Moin Allangler, Danke für die Grüße von Bernd. Hast wohl neben ihm geangelt? Am Wochenende werde ich ihn wohl auch mal wiéder sehen dann fahre ich nemlich nach Meschendorf.
Ich war übrigends heute für ne Stunde in Wismar im Hafen. War auch sehr mühsam. Die meisten Angler hatten gar nichts. Ich hatte 4 Heringe in der Zeit. Es war aber auch eisig kalt  vieleicht hat es deswegen nicht so gut gebissen.


----------



## Allangler (7. April 2004)

*AW: Heringe in Rostock*

Hi Jörg

Habe nicht neben Bernd gestanden, sondern bei ihm übernachtet.

Gruß  Peter


----------



## Meeresangler_Schwerin (7. April 2004)

*AW: Heringe in Rostock*

Achso, auch nicht schlecht.

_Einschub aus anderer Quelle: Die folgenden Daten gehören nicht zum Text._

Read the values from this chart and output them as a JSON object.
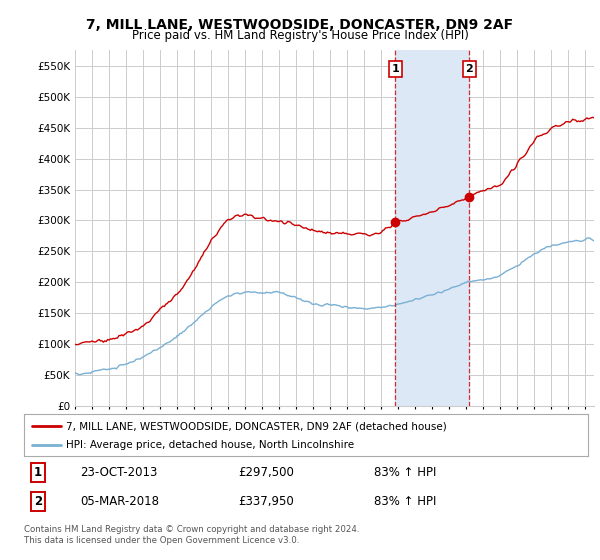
{
  "title": "7, MILL LANE, WESTWOODSIDE, DONCASTER, DN9 2AF",
  "subtitle": "Price paid vs. HM Land Registry's House Price Index (HPI)",
  "ylabel_ticks": [
    "£0",
    "£50K",
    "£100K",
    "£150K",
    "£200K",
    "£250K",
    "£300K",
    "£350K",
    "£400K",
    "£450K",
    "£500K",
    "£550K"
  ],
  "ytick_values": [
    0,
    50000,
    100000,
    150000,
    200000,
    250000,
    300000,
    350000,
    400000,
    450000,
    500000,
    550000
  ],
  "ylim": [
    0,
    575000
  ],
  "xlim_start": 1995.0,
  "xlim_end": 2025.5,
  "red_line_color": "#cc0000",
  "blue_line_color": "#7ab0d4",
  "marker1_year": 2013.83,
  "marker2_year": 2018.17,
  "marker1_value": 297500,
  "marker2_value": 337950,
  "marker1_label": "1",
  "marker2_label": "2",
  "marker1_date": "23-OCT-2013",
  "marker1_price": "£297,500",
  "marker1_hpi": "83% ↑ HPI",
  "marker2_date": "05-MAR-2018",
  "marker2_price": "£337,950",
  "marker2_hpi": "83% ↑ HPI",
  "legend_red": "7, MILL LANE, WESTWOODSIDE, DONCASTER, DN9 2AF (detached house)",
  "legend_blue": "HPI: Average price, detached house, North Lincolnshire",
  "footer": "Contains HM Land Registry data © Crown copyright and database right 2024.\nThis data is licensed under the Open Government Licence v3.0.",
  "bg_color": "#ffffff",
  "plot_bg_color": "#ffffff",
  "grid_color": "#cccccc",
  "shaded_region_color": "#dce8f5"
}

Wie bist du denn dazu gekommen? Kennst du Ihn?


----------



## Allangler (7. April 2004)

*AW: Heringe in Rostock*

Jetzt ja.
Habe den Tip von Bitterling bekommen.
Der war beim letzten Treffen dabei.


----------



## christianr (15. April 2004)

*AW: Heringe in Rostock*

#v  #v So morgen geht’s wieder in den Rostocker Hafen war einer heute da und kann fangerfolge vorweisen dann berichte hier doch bitte  #6  #6


----------



## christianr (16. April 2004)

*AW: Heringe in Rostock*

:c  :c  :c so da keiner von euch geantwortet hat gehe ich davon aus das auch keiner so richtiege fangerfolge vorweisen kann  #:  war heute auch nicht besser  :e  im holzhafen von rostock von 8 uhr bis 15 uhr jeder von uns so zirka 10 stück (heringe) #h  #h


----------